There are four available options for the unknown member:

visible The unknown-member of the dimension exists and is visible
hidden The unknown-member of the dimension exists and is hidden
none The unknown-member of the dimension does not exist
automatic null The unknown-member of the dimension exists und is visible, if there are violations of the referential integrity (fact keys not found in in dimension).

Again, if we take care of the surrogate keys in the ETL process, there is no need for a dimension unknown element at all. So, the best option is, to disable it (UnknownMember set to none).

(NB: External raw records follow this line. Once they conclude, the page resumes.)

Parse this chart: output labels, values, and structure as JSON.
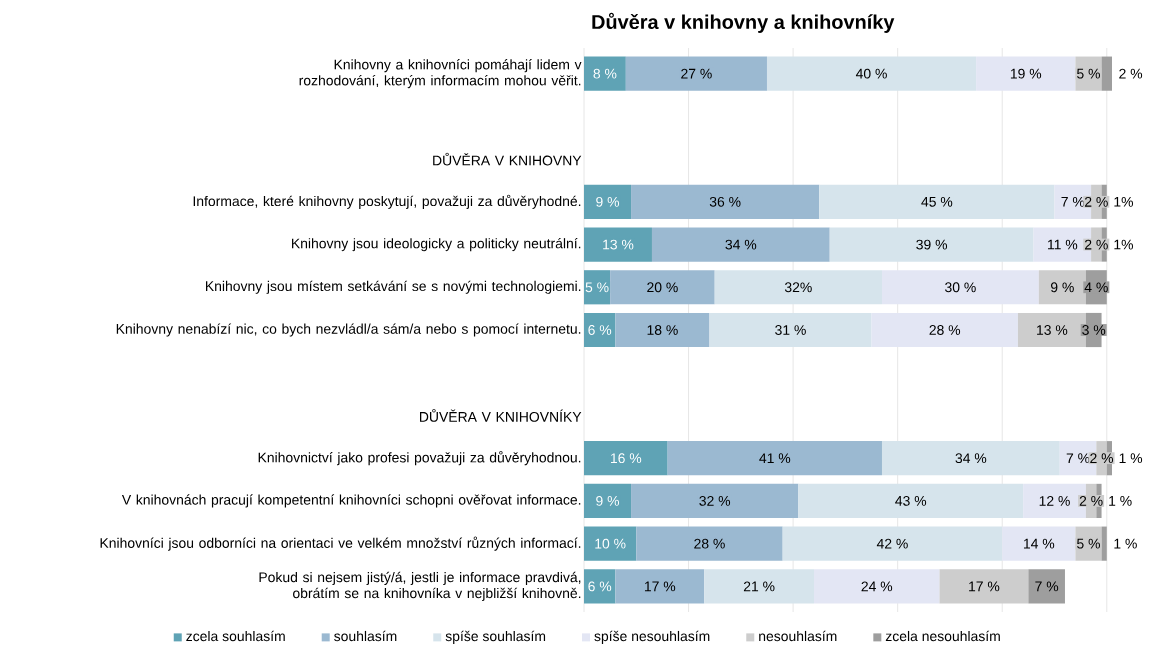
{
  "chart_data": {
    "type": "bar",
    "orientation": "horizontal",
    "stacked": true,
    "title": "Důvěra v knihovny a knihovníky",
    "categories": [
      "Knihovny a knihovníci pomáhají lidem v rozhodování, kterým informacím mohou věřit.",
      null,
      "DŮVĚRA V KNIHOVNY",
      "Informace, které knihovny poskytují, považuji za důvěryhodné.",
      "Knihovny jsou ideologicky a politicky neutrální.",
      "Knihovny jsou místem setkávání se s novými technologiemi.",
      "Knihovny nenabízí nic, co bych nezvládl/a sám/a nebo s pomocí internetu.",
      null,
      "DŮVĚRA V KNIHOVNÍKY",
      "Knihovnictví jako profesi považuji za důvěryhodnou.",
      "V knihovnách pracují kompetentní knihovníci schopni ověřovat informace.",
      "Knihovníci jsou odborníci na orientaci ve velkém množství různých informací.",
      "Pokud si nejsem jistý/á, jestli je informace pravdivá, obrátím se na knihovníka v nejbližší knihovně."
    ],
    "series": [
      {
        "name": "zcela souhlasím",
        "color": "#5fa3b5",
        "values": [
          8,
          null,
          null,
          9,
          13,
          5,
          6,
          null,
          null,
          16,
          9,
          10,
          6
        ],
        "value_labels": [
          "8 %",
          null,
          null,
          "9 %",
          "13 %",
          "5 %",
          "6 %",
          null,
          null,
          "16 %",
          "9 %",
          "10 %",
          "6 %"
        ]
      },
      {
        "name": "souhlasím",
        "color": "#9bb9d1",
        "values": [
          27,
          null,
          null,
          36,
          34,
          20,
          18,
          null,
          null,
          41,
          32,
          28,
          17
        ],
        "value_labels": [
          "27 %",
          null,
          null,
          "36 %",
          "34 %",
          "20 %",
          "18 %",
          null,
          null,
          "41 %",
          "32 %",
          "28 %",
          "17 %"
        ]
      },
      {
        "name": "spíše souhlasím",
        "color": "#d6e4ec",
        "values": [
          40,
          null,
          null,
          45,
          39,
          32,
          31,
          null,
          null,
          34,
          43,
          42,
          21
        ],
        "value_labels": [
          "40 %",
          null,
          null,
          "45 %",
          "39 %",
          "32%",
          "31 %",
          null,
          null,
          "34 %",
          "43 %",
          "42 %",
          "21 %"
        ]
      },
      {
        "name": "spíše nesouhlasím",
        "color": "#e3e6f4",
        "values": [
          19,
          null,
          null,
          7,
          11,
          30,
          28,
          null,
          null,
          7,
          12,
          14,
          24
        ],
        "value_labels": [
          "19 %",
          null,
          null,
          "7 %",
          "11 %",
          "30 %",
          "28 %",
          null,
          null,
          "7 %",
          "12 %",
          "14 %",
          "24 %"
        ]
      },
      {
        "name": "nesouhlasím",
        "color": "#cdcdcd",
        "values": [
          5,
          null,
          null,
          2,
          2,
          9,
          13,
          null,
          null,
          2,
          2,
          5,
          17
        ],
        "value_labels": [
          "5 %",
          null,
          null,
          "2 %",
          "2 %",
          "9 %",
          "13 %",
          null,
          null,
          "2 %",
          "2 %",
          "5 %",
          "17 %"
        ]
      },
      {
        "name": "zcela nesouhlasím",
        "color": "#9e9e9e",
        "values": [
          2,
          null,
          null,
          1,
          1,
          4,
          3,
          null,
          null,
          1,
          1,
          1,
          7
        ],
        "value_labels": [
          "2 %",
          null,
          null,
          "1%",
          "1%",
          "4 %",
          "3 %",
          null,
          null,
          "1 %",
          "1 %",
          "1 %",
          "7 %"
        ]
      }
    ],
    "xlim": [
      0,
      101
    ],
    "xticks": [
      {
        "value": 0,
        "label": null
      },
      {
        "value": 20,
        "label": null
      },
      {
        "value": 40,
        "label": null
      },
      {
        "value": 60,
        "label": null
      },
      {
        "value": 80,
        "label": null
      },
      {
        "value": 100,
        "label": null
      }
    ],
    "grid": "x",
    "tick_labels": "y",
    "legend": "bottom"
  }
}
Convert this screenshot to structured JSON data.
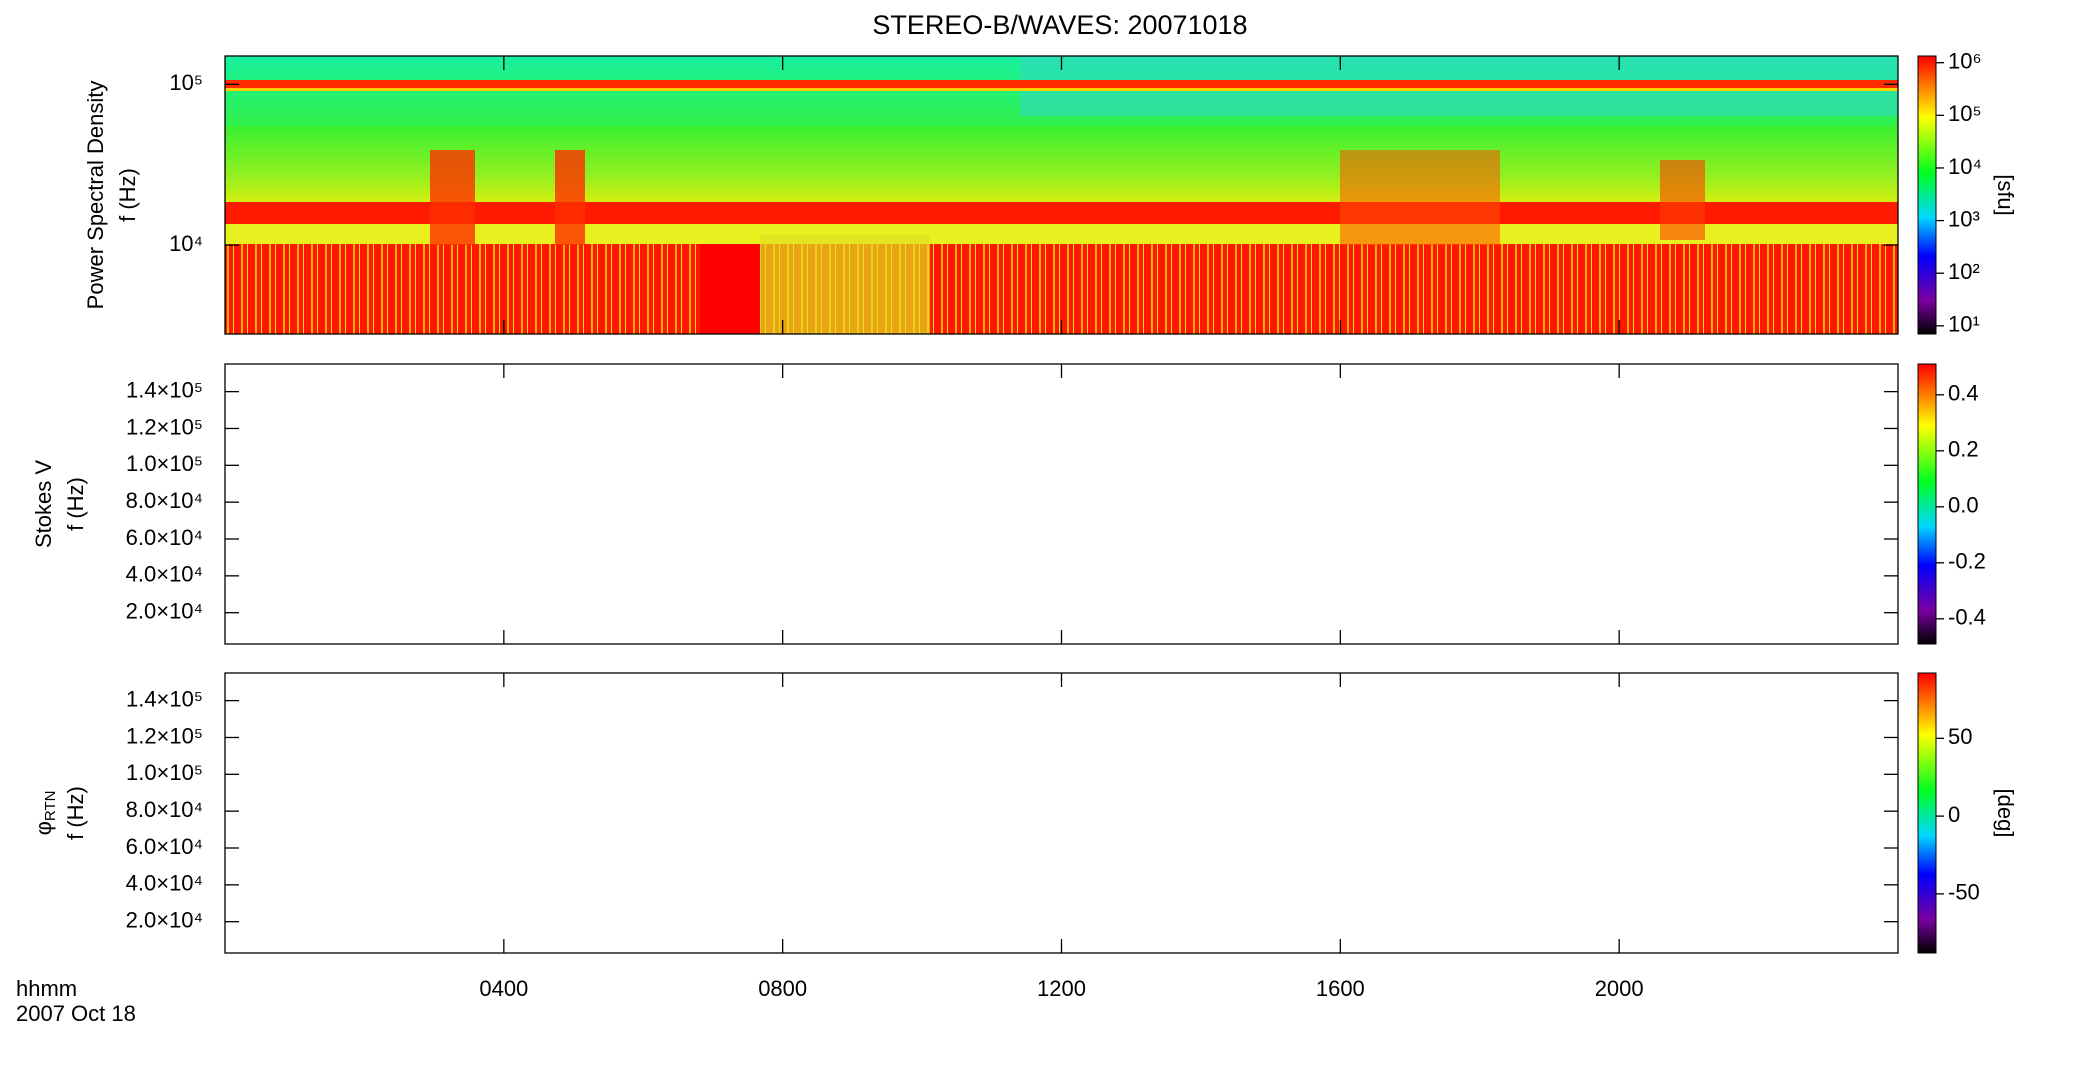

However, because of other default settings, you’re getting the following error when trying to deploy your SSAS model afterwards:

The 'KeyColumns' #0 has NullProcessing set to 'UnknownMember', but the dimension doesn't have UnknownMember set to 'Visible' or 'Hidden'

If you’re getting this error for the first time, it might not be clear, where to fix it, especially since there are two changes that need to be made:


1. Adjusting the dimension key attribute

If you look at the dimension, you’ll notice the red hash-line below the key attribute of your dimension.


In order to fix this, you’ll need to open the properties of that attribute. Now navigate to the key columns setting and expand the view for each of the columns (since you may have more than one column bindings for the attribute’s key) as shown in the following screenshot:


Here you can set the NullProcessing option to “Error”. The default is “UnkownMember” but since we just disabled this, this causes the error.

Remember to do this for each key column of this attribute.


2. Adjust null processing in the dimension usage.

The second place to modify is the dimension mapping. Therefore open the cube and go to the dimension usage tab. You’ll notice the red hash-line at the attribute (in my example, the Product ID):


In order to fix this, click the button near to the attribute (the one labeled with “-“) to open this dialog:


Click advanced to edit the properties of the mapping:


In the lower part of the dialog, you can set the “Null Processing” from “UnknownMember” to “Error”.

After this change you should be able to deploy the cube again.